Ultimately, all of the scientific method boils down to one simple question: "How do you know?" This is the core of every scientific paper, and when I do not find it, I am guaranteed to recommend rejection rather strongly. I've had a whole string of papers to review that fail in this regard recently, and it frustrates me to the point where I have changed the way in which I read review papers. When I begin to review a paper these days, I start by looking at the title and abstract, then immediately flip to the end of the paper to see if there are any results. Whether it be real-world evidence, lab experiments, simulations, or theorems, I want to know that the authors have delivered something that gives substance to the discussions and assertions that are presented in the rest of the paper. If so, then I will read the paper with much more enthusiasm and give it a careful review; if not, then I will skim quickly to make sure that I have not missed anything fundamental, but with the pre-judgement that the paper is almost certainly going to fail and be rejected. Even a review paper would not completely escape this judgement of mine: after all, there should be some synthesis that brings all of the different pieces together to differentiate a good review paper from merely being a keyword search.
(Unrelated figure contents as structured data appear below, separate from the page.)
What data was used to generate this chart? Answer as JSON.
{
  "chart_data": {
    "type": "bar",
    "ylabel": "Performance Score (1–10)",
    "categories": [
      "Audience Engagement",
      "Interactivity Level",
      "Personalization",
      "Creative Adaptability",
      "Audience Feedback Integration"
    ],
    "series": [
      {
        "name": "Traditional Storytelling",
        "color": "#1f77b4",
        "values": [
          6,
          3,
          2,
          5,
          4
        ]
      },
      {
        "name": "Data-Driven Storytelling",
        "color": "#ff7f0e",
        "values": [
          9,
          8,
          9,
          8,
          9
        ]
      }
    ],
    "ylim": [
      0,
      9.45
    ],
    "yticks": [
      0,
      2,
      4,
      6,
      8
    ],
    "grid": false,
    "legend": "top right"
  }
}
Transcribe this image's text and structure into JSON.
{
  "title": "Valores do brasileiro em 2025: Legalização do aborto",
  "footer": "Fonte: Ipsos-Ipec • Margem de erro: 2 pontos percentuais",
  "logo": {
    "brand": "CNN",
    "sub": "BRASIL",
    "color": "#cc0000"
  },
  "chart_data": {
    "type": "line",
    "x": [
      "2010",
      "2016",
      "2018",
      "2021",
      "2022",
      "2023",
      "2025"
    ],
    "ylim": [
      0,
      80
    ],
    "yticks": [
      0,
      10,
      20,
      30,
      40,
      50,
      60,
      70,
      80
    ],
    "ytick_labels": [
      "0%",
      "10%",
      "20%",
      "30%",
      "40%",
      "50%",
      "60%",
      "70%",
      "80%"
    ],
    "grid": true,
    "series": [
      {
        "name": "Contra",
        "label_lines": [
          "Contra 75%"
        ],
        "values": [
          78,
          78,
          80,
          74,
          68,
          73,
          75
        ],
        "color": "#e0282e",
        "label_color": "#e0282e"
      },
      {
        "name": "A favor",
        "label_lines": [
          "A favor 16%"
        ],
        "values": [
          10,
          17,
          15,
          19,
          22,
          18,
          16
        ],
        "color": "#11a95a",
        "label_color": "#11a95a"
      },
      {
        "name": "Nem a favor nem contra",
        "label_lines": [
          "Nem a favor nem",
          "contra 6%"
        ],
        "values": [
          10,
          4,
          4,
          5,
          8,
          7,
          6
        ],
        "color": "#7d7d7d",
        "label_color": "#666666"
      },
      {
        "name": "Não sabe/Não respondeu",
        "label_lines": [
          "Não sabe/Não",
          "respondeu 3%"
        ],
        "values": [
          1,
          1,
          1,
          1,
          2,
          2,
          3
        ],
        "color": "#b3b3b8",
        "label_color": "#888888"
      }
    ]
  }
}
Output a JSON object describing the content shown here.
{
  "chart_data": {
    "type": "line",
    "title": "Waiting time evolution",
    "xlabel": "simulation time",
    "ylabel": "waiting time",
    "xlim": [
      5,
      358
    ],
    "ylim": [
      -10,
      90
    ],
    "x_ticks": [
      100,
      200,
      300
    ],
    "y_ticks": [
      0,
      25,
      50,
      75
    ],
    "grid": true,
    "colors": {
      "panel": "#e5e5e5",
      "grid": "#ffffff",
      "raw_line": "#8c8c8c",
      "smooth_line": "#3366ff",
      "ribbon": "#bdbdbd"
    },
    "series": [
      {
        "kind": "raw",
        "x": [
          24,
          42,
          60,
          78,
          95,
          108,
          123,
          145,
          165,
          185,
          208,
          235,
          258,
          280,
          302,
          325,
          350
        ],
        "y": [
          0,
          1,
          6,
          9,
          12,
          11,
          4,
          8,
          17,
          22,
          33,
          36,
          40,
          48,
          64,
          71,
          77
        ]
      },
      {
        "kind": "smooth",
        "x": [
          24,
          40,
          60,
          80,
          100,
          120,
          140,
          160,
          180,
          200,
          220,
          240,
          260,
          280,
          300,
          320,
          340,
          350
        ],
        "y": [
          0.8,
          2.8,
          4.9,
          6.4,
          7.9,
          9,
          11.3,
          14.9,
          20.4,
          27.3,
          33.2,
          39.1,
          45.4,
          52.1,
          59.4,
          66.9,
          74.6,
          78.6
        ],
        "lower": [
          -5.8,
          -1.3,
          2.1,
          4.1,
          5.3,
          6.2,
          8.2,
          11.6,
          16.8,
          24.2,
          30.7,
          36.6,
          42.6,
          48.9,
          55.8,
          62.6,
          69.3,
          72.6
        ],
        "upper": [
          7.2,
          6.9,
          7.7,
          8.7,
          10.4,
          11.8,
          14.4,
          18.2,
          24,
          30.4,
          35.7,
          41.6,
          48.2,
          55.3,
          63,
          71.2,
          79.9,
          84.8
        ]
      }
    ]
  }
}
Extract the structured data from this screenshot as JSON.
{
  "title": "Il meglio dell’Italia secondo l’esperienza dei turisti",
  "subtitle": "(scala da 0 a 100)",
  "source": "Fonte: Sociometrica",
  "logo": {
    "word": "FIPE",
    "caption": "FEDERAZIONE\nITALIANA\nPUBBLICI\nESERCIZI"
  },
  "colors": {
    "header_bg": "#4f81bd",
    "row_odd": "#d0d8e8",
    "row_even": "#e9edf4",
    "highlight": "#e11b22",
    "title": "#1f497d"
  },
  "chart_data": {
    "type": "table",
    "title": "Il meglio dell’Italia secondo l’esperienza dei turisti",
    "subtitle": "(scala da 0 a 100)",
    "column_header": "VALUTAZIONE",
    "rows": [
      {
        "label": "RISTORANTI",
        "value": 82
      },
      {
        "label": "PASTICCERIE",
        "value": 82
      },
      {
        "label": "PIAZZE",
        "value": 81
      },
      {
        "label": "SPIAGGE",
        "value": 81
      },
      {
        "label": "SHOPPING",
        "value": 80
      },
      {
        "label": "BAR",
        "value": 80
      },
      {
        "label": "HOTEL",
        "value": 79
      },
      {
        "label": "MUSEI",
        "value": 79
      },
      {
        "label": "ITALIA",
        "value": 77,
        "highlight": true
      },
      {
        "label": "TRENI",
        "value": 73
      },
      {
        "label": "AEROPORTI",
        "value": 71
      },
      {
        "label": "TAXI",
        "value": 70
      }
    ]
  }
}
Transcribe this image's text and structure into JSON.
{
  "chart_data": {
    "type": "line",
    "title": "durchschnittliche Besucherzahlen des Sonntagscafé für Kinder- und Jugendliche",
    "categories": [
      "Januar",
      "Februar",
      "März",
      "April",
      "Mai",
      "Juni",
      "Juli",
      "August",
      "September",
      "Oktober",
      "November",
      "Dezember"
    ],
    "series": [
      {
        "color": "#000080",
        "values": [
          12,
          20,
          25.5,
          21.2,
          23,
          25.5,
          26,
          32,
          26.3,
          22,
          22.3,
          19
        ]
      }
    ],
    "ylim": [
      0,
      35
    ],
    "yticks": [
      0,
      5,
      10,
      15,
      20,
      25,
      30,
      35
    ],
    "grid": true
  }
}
So far, it's simple. You can't claim to know something if you don't present some sort of information to justify that knowledge. Where it gets difficult is that justification of knowledge is often quite a different matter than people seem to think it is---even scientists. For example, people often present a number in isolation as though it is meaningful, without giving context to compare it to. If I tell you a current car can drive 60 miles/gallon, that's a meaningful number because you probably know what other cars tend to get; if I told you that a certain type of car in the 1930s got 12 miles/gallon, however, would that be a lot or a little comparatively? I certainly don't know, and I get frustrated when people drop context-free numbers like this.
This applies not just to obscure bits of scientific inquiry, but also to all our ordinary lives. News articles, for example, are full of assertions based on numbers without comparison, as are the labels on foods we eat. Is $10 million dollars for a bridge a crazy boondoggle or remarkably efficient? Does "low fat" just mean higher sugar and salt, or that it's actually made in a more healthy way?
At the same time, this doesn't mean one should fetishize any particular classical mode of experimental design or demand "absolute proof" of anything. There's a lot of ways to lay one's hands on information, and most of them do not need to be double-blind controlled randomized trials. My own scientific work, for example, almost never involves blind trials, because I work with strong signals and can use computer programs to ensure regularity in how each piece of data is treated.
But dammit, at least give me something to support your castles in the air!